This Shipwreck’s Location Was a Mystery for 129 Years. Then, Two Men Found It Just Minutes Into a Three-Day Search
The “John Evenson” tugboat was helping another ship enter the Sturgeon Bay Ship Canal in Wisconsin when it sank to the bottom of Lake Michigan in 1895
On the afternoon of June 5, 1895, the John Evenson was preparing to tow a much larger ship, the I.W. Stephenson, into the Sturgeon Bay Ship Canal in Door County, Wisconsin. As the wooden steam tugboat’s crew tried to grab a line from the I.W. Stephenson, the smaller vessel sailed in front of the bigger one—and the two ships collided.
The John Evenson sank to the bottom of Lake Michigan in just three minutes. Four crew members were flung into the water and later rescued. But the tugboat’s engineer, Martin Boswell, had been working below deck during the collision. He never made it to safety.

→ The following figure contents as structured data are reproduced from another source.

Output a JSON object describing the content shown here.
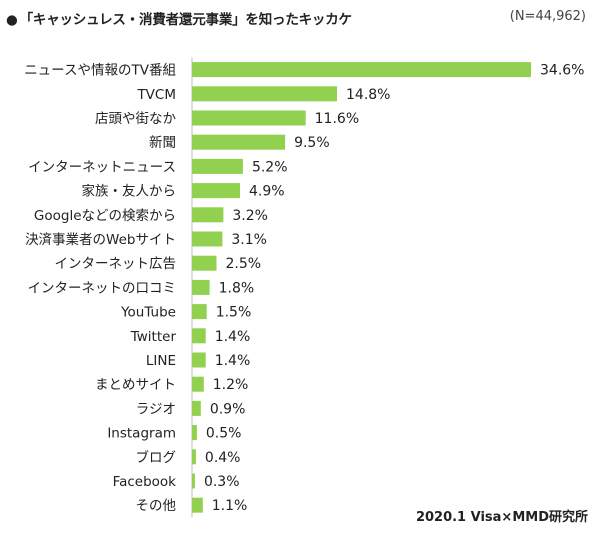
{
  "header": {
    "bullet": "●",
    "title": "「キャッシュレス・消費者還元事業」を知ったキッカケ",
    "sample_size": "(N=44,962)"
  },
  "footer": {
    "source": "2020.1 Visa×MMD研究所"
  },
  "colors": {
    "bar": "#92d050",
    "axis": "#bfbfbf",
    "text": "#222222"
  },
  "chart_data": {
    "type": "bar",
    "orientation": "horizontal",
    "title": "「キャッシュレス・消費者還元事業」を知ったキッカケ",
    "categories": [
      "ニュースや情報のTV番組",
      "TVCM",
      "店頭や街なか",
      "新聞",
      "インターネットニュース",
      "家族・友人から",
      "Googleなどの検索から",
      "決済事業者のWebサイト",
      "インターネット広告",
      "インターネットの口コミ",
      "YouTube",
      "Twitter",
      "LINE",
      "まとめサイト",
      "ラジオ",
      "Instagram",
      "ブログ",
      "Facebook",
      "その他"
    ],
    "values": [
      34.6,
      14.8,
      11.6,
      9.5,
      5.2,
      4.9,
      3.2,
      3.1,
      2.5,
      1.8,
      1.5,
      1.4,
      1.4,
      1.2,
      0.9,
      0.5,
      0.4,
      0.3,
      1.1
    ],
    "value_labels": [
      "34.6%",
      "14.8%",
      "11.6%",
      "9.5%",
      "5.2%",
      "4.9%",
      "3.2%",
      "3.1%",
      "2.5%",
      "1.8%",
      "1.5%",
      "1.4%",
      "1.4%",
      "1.2%",
      "0.9%",
      "0.5%",
      "0.4%",
      "0.3%",
      "1.1%"
    ],
    "unit": "%",
    "xlim": [
      0,
      34.6
    ],
    "grid": false,
    "legend": false
  }
}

The vessel’s final resting place has been a mystery for 129 years—until now.
A few weeks ago, two maritime historians found the wreck of the John Evenson five miles off the coast of Algoma, Wisconsin. The ship is resting on the lake bed roughly 42 feet below the surface.
In 1895, the wreck had been “widely reported” in marine newspapers, according to a statement from the Wisconsin Underwater Archaeology Association. But accounts of where the 54-foot-long ship went down varied widely: Some publications reported that the vessel sank in 50 feet of water, while others claimed it had been 300 feet.
Divers have been trying to find the John Evenson since the 1980s, with one local dive club even offering a $500 cash reward to anyone who succeeded. But the wreck remained hidden.
Recently, maritime historians Brendon Baillod and Bob Jaeck decided to take up the search once again. They started by reading everything they could find about the wreck, including the report written after the fact by John Laurie, the ship’s captain. When they mapped all the locations mentioned in the archival documents, they noticed that several were clustered in the same small area.
Armed with this information, they set out to find the John Evenson. On the morning of September 13, the duo embarked on a three-day search expedition. Lake Michigan’s waves were rough that day, and the water was 15 feet deeper than they had expected, reports the Milwaukee Journal Sentinel’s Caitlin Looby.
They decided to deploy their side-scan sonar equipment anyway. Just a few minutes later, as they were tuning the sonar signals, the shape of a huge boiler appeared on the display screen. The two men were shocked.
“We just couldn’t believe it,” Jaeck recalled in a video announcing the discovery. “We actually hadn’t even started our search. We were just getting the equipment up and going.”
They dropped a remotely operated vehicle (ROV) into the water to confirm that the wreck was the John Evenson. The ROV showed the vessel’s boiler, as well as its steam engine, giant propeller and hull-bed.
“It was almost like the wreck wanted to be found,” Baillod tells the Milwaukee Journal Sentinel.
Baillod and Jaeck contacted Tamara Thomsen, the state underwater archaeologist for Wisconsin, to let her know what they’d discovered. The next day, Thomsen and diver Zach Whitrock arrived at the site to document the John Evenson.
They snapped more than 2,000 high-resolution underwater photos, which allowed them to create a 3D photogrammetry model of the wreck. Moving forward, the team hopes to nominate the wreck for inclusion on the National Register of Historic Places; they also want to make it available to recreational divers.
For Baillod and Jaeck, the past few years have been a busy—and fruitful—time for shipwreck hunting. Last year, they found the schooner Trinidad in Lake Michigan roughly ten miles off the coast of Algoma. Earlier this summer, they found the Margaret A. Muir, a 130-foot schooner that sank to the bottom of Lake Michigan during a storm in 1893.